Property research group Cotality has crunched the numbers on rent vs loan repayments. And the outcome is compelling.

Rent vs mortgage

Since the First Home Loan Deposit Scheme was introduced in January 2020, rent costs have soared. As of January 2020, the median weekly rent across Australian dwellings has increased by about $200, reaching $669 a week – an uplift of over $10,000 a year.

According to Cotality, First Home Guarantee schemes do come with costs both for individuals and the broader housing system. The main cost for buyers is the higher interest paid over the life of the loan. A 5 per cent deposit means a 95 per cent loan-to-value ratio, which results in more debt and more interest compared to a traditional 20 per cent deposit. The chart below shows this impact using Australia’s median dwelling value as an example.

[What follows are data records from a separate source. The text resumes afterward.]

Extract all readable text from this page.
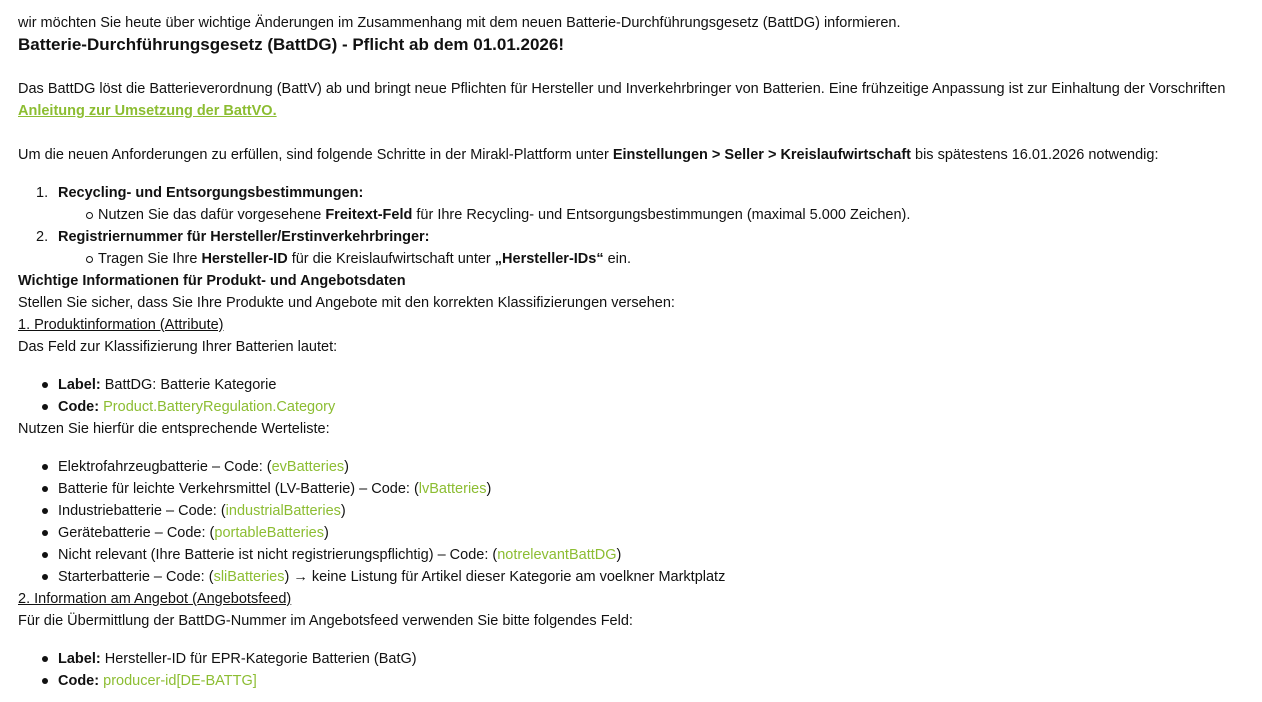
wir möchten Sie heute über wichtige Änderungen im Zusammenhang mit dem neuen Batterie-Durchführungsgesetz (BattDG) informieren.
Batterie-Durchführungsgesetz (BattDG) - Pflicht ab dem 01.01.2026!
Das BattDG löst die Batterieverordnung (BattV) ab und bringt neue Pflichten für Hersteller und Inverkehrbringer von Batterien. Eine frühzeitige Anpassung ist zur Einhaltung der Vorschriften
Anleitung zur Umsetzung der BattVO.
Um die neuen Anforderungen zu erfüllen, sind folgende Schritte in der Mirakl-Plattform unter Einstellungen > Seller > Kreislaufwirtschaft bis spätestens 16.01.2026 notwendig:
1. Recycling- und Entsorgungsbestimmungen:
Nutzen Sie das dafür vorgesehene Freitext-Feld für Ihre Recycling- und Entsorgungsbestimmungen (maximal 5.000 Zeichen).
2. Registriernummer für Hersteller/Erstinverkehrbringer:
Tragen Sie Ihre Hersteller-ID für die Kreislaufwirtschaft unter „Hersteller-IDs“ ein.
Wichtige Informationen für Produkt- und Angebotsdaten
Stellen Sie sicher, dass Sie Ihre Produkte und Angebote mit den korrekten Klassifizierungen versehen:
1. Produktinformation (Attribute)
Das Feld zur Klassifizierung Ihrer Batterien lautet:
Label: BattDG: Batterie Kategorie
Code: Product.BatteryRegulation.Category
Nutzen Sie hierfür die entsprechende Werteliste:
Elektrofahrzeugbatterie – Code: (evBatteries)
Batterie für leichte Verkehrsmittel (LV-Batterie) – Code: (lvBatteries)
Industriebatterie – Code: (industrialBatteries)
Gerätebatterie – Code: (portableBatteries)
Nicht relevant (Ihre Batterie ist nicht registrierungspflichtig) – Code: (notrelevantBattDG)
Starterbatterie – Code: (sliBatteries) → keine Listung für Artikel dieser Kategorie am voelkner Marktplatz
2. Information am Angebot (Angebotsfeed)
Für die Übermittlung der BattDG-Nummer im Angebotsfeed verwenden Sie bitte folgendes Feld:
Label: Hersteller-ID für EPR-Kategorie Batterien (BatG)
Code: producer-id[DE-BATTG]
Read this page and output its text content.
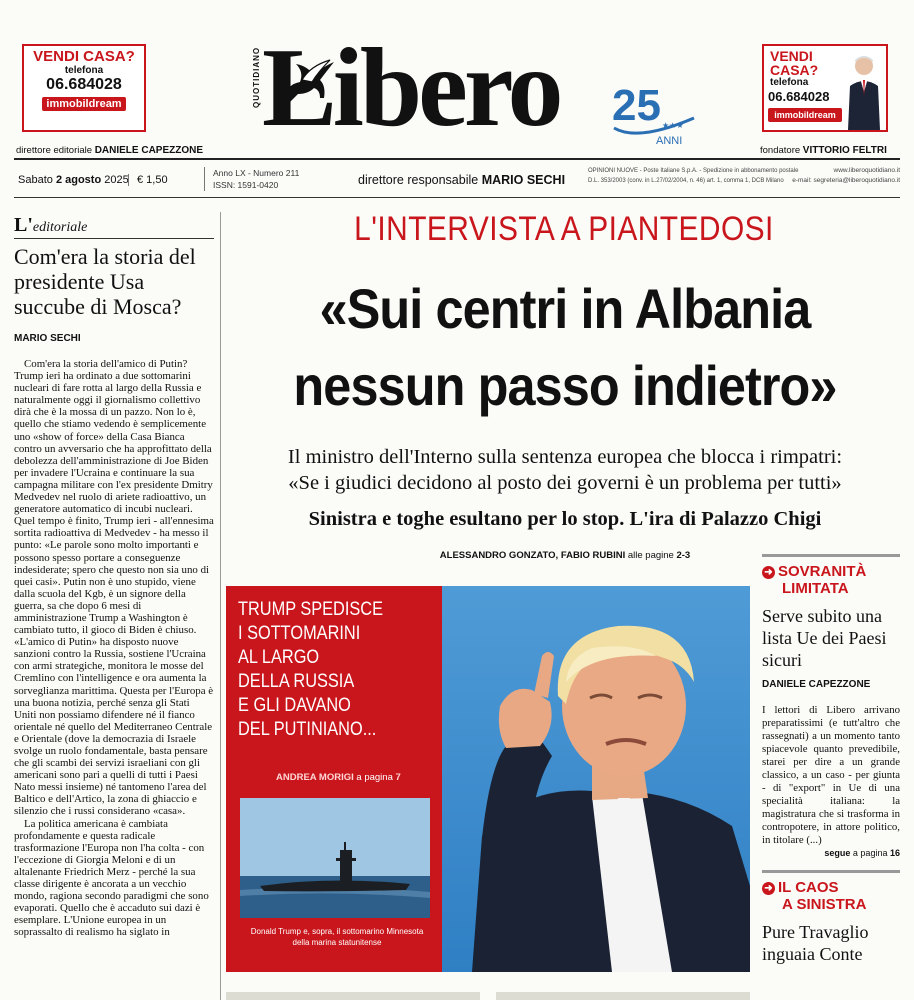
VENDI CASA?
telefona
06.684028
immobildream
VENDI
CASA?
telefona
06.684028
immobildream
Libero
QUOTIDIANO	25
ANNI
★★★
direttore editoriale DANIELE CAPEZZONE	fondatore VITTORIO FELTRI
Sabato 2 agosto 2025 € 1,50
Anno LX - Numero 211
ISSN: 1591-0420	direttore responsabile MARIO SECHI
OPINIONI NUOVE - Poste Italiane S.p.A. - Spedizione in abbonamento postale D.L. 353/2003 (conv. in L.27/02/2004, n. 46) art. 1, comma 1, DCB Milano
www.liberoquotidiano.it
e-mail: segreteria@liberoquotidiano.it
L'editoriale
Com'era la storia del presidente Usa succube di Mosca?
MARIO SECHI

Com'era la storia dell'amico di Putin? Trump ieri ha ordinato a due sottomarini nucleari di fare rotta al largo della Russia e naturalmente oggi il giornalismo collettivo dirà che è la mossa di un pazzo. Non lo è, quello che stiamo vedendo è semplicemente uno «show of force» della Casa Bianca contro un avversario che ha approfittato della debolezza dell'amministrazione di Joe Biden per invadere l'Ucraina e continuare la sua campagna militare con l'ex presidente Dmitry Medvedev nel ruolo di ariete radioattivo, un generatore automatico di incubi nucleari. Quel tempo è finito, Trump ieri - all'ennesima sortita radioattiva di Medvedev - ha messo il punto: «Le parole sono molto importanti e possono spesso portare a conseguenze indesiderate; spero che questo non sia uno di quei casi». Putin non è uno stupido, viene dalla scuola del Kgb, è un signore della guerra, sa che dopo 6 mesi di amministrazione Trump a Washington è cambiato tutto, il gioco di Biden è chiuso. «L'amico di Putin» ha disposto nuove sanzioni contro la Russia, sostiene l'Ucraina con armi strategiche, monitora le mosse del Cremlino con l'intelligence e ora aumenta la sorveglianza marittima. Questa per l'Europa è una buona notizia, perché senza gli Stati Uniti non possiamo difendere né il fianco orientale né quello del Mediterraneo Centrale e Orientale (dove la democrazia di Israele svolge un ruolo fondamentale, basta pensare che gli scambi dei servizi israeliani con gli americani sono pari a quelli di tutti i Paesi Nato messi insieme) né tantomeno l'area del Baltico e dell'Artico, la zona di ghiaccio e silenzio che i russi considerano «casa».

La politica americana è cambiata profondamente e questa radicale trasformazione l'Europa non l'ha colta - con l'eccezione di Giorgia Meloni e di un altalenante Friedrich Merz - perché la sua classe dirigente è ancorata a un vecchio mondo, ragiona secondo paradigmi che sono evaporati. Quello che è accaduto sui dazi è esemplare. L'Unione europea in un soprassalto di realismo ha siglato in

L'INTERVISTA A PIANTEDOSI
«Sui centri in Albania
nessun passo indietro»
Il ministro dell'Interno sulla sentenza europea che blocca i rimpatri:
«Se i giudici decidono al posto dei governi è un problema per tutti»
Sinistra e toghe esultano per lo stop. L'ira di Palazzo Chigi
ALESSANDRO GONZATO, FABIO RUBINI alle pagine 2-3
TRUMP SPEDISCE
I SOTTOMARINI
AL LARGO
DELLA RUSSIA
E GLI DAVANO
DEL PUTINIANO...
ANDREA MORIGI a pagina 7
Donald Trump e, sopra, il sottomarino Minnesota della marina statunitense
➜ SOVRANITÀ
LIMITATA
Serve subito una lista Ue dei Paesi sicuri
DANIELE CAPEZZONE
I lettori di Libero arrivano preparatissimi (e tutt'altro che rassegnati) a un momento tanto spiacevole quanto prevedibile, starei per dire a un grande classico, a un caso - per giunta - di "export" in Ue di una specialità italiana: la magistratura che si trasforma in contropotere, in attore politico, in titolare (...)
segue a pagina 16
➜ IL CAOS
A SINISTRA
Pure Travaglio inguaia Conte
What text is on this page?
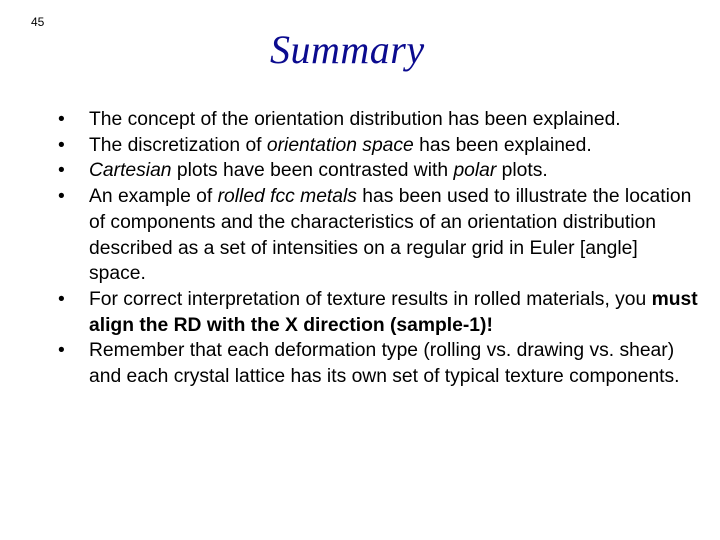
45
Summary
•	The concept of the orientation distribution has been explained.
•	The discretization of orientation space has been explained.
•	Cartesian plots have been contrasted with polar plots.
•	An example of rolled fcc metals has been used to illustrate the location of components and the characteristics of an orientation distribution described as a set of intensities on a regular grid in Euler [angle] space.
•	For correct interpretation of texture results in rolled materials, you must align the RD with the X direction (sample-1)!
•	Remember that each deformation type (rolling vs. drawing vs. shear) and each crystal lattice has its own set of typical texture components.
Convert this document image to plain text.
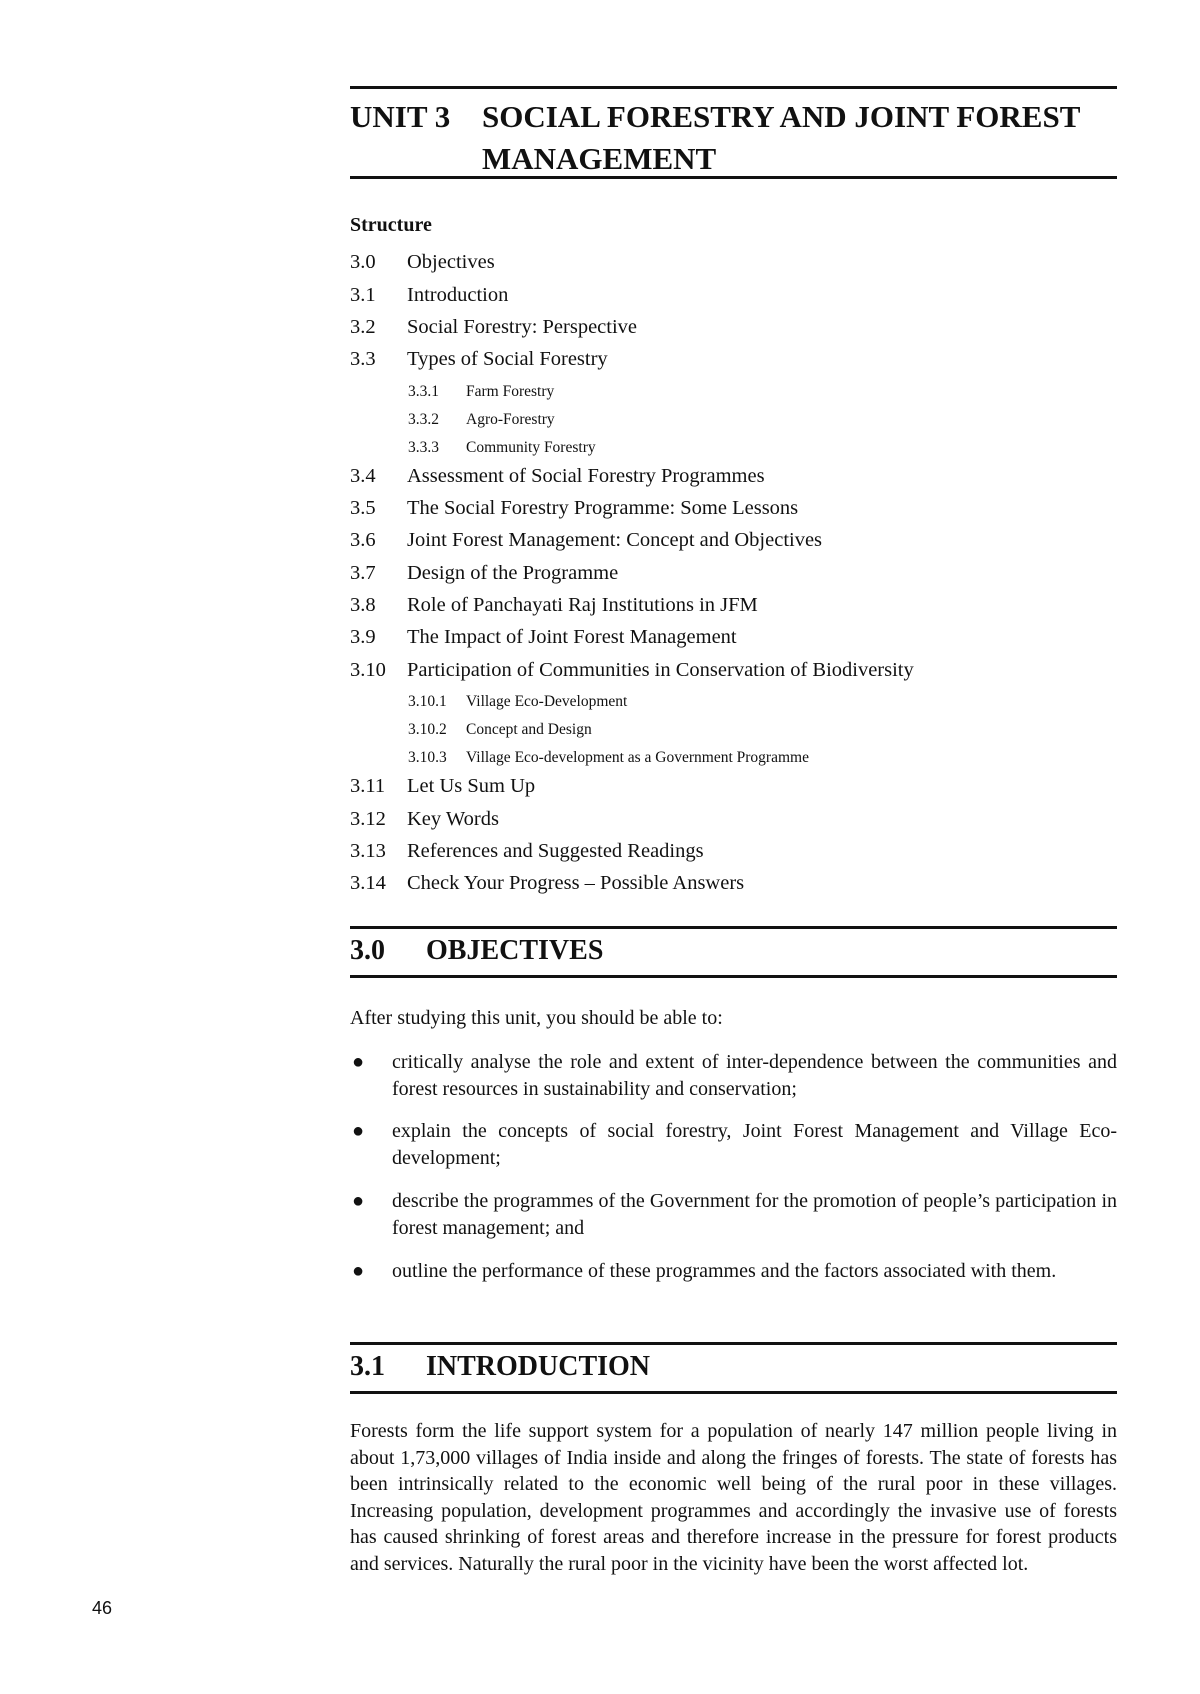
UNIT 3 SOCIAL FORESTRY AND JOINT FOREST MANAGEMENT
Structure
3.0 Objectives
3.1 Introduction
3.2 Social Forestry: Perspective
3.3 Types of Social Forestry
3.3.1 Farm Forestry
3.3.2 Agro-Forestry
3.3.3 Community Forestry
3.4 Assessment of Social Forestry Programmes
3.5 The Social Forestry Programme: Some Lessons
3.6 Joint Forest Management: Concept and Objectives
3.7 Design of the Programme
3.8 Role of Panchayati Raj Institutions in JFM
3.9 The Impact of Joint Forest Management
3.10 Participation of Communities in Conservation of Biodiversity
3.10.1 Village Eco-Development
3.10.2 Concept and Design
3.10.3 Village Eco-development as a Government Programme
3.11 Let Us Sum Up
3.12 Key Words
3.13 References and Suggested Readings
3.14 Check Your Progress – Possible Answers
3.0 OBJECTIVES
After studying this unit, you should be able to:
● critically analyse the role and extent of inter-dependence between the communities and forest resources in sustainability and conservation;
● explain the concepts of social forestry, Joint Forest Management and Village Eco-development;
● describe the programmes of the Government for the promotion of people’s participation in forest management; and
● outline the performance of these programmes and the factors associated with them.
3.1 INTRODUCTION
Forests form the life support system for a population of nearly 147 million people living in about 1,73,000 villages of India inside and along the fringes of forests. The state of forests has been intrinsically related to the economic well being of the rural poor in these villages. Increasing population, development programmes and accordingly the invasive use of forests has caused shrinking of forest areas and therefore increase in the pressure for forest products and services. Naturally the rural poor in the vicinity have been the worst affected lot.
46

Over a 30-year loan, the additional interest can amount to tens or even hundreds of thousands of dollars compared to a 20 per cent deposit loan.

Even so, a smaller deposit and higher interest might still work out cheaper for renters. Entering the market sooner could mean spending less time paying rent, and those savings add up.

Big rental saving

The biggest savings across the capital cities are estimated to be in Sydney, where a 5 per cent deposit could reduce the time needed to save for a home deposit by around six years and save roughly $251,000 in rent, based on a weekly rent of $801.

The table below compares the additional interest cost of a 5 per cent deposit with potential Lenders Mortgage Insurance (LMI) and rental savings.

In this case, buying sooner through the scheme is more financially favourable than renting longer to save a full deposit. In fact, rental savings far outweigh LMI savings.

According to Cotality, someone not paying rent may still be better off saving the full 20 per cent deposit – avoiding both LMI and extra interest. But even non-renters must weigh the benefit of getting into the market earlier, especially with prices still rising.

Housing supply still the biggest issue

Getting a foot on the property ladder sooner is also a smart move with no clear solution to Australia’s housing supply shortage in sight.

August building approvals show that government initiatives are falling short. The total number of dwellings approved fell 6 per cent in August to a 12-month low. Approvals are up just 3 per cent year-on-year, which is the weakest annual growth since June 2024.

Council consents for private houses also dropped 2.6 per cent to an eight-month low of 9,027, while apartment approvals fell 8.1 per cent to a four-month low of 5,408.

The annualised rate of building approvals rose to 187,691 in August – the highest since January 2023 – but remains well below the federal government’s target of 240,000 homes per year.

The federal government’s goal of 1.2 million new homes by 2029 looks increasingly out of reach.

On the upside

While the First Home Buyer Guarantee won’t fix housing supply and in fact fuel demand, it can still help some. Those who are able to save the 5 per cent deposit could shift from paying off someone else’s loan to building equity in their own home.

So while much of the debate focuses on whether the scheme inflates the market or burdens buyers with bigger loans, we should also look sideways:

Australia’s rental crisis, caused by the same supply issues, could be avoided by those who manage to get a foot in the door with a lower deposit (which is hard, I know).

But the government absolutely needs to solve the housing supply issue – it’s the only way to properly address the housing crisis.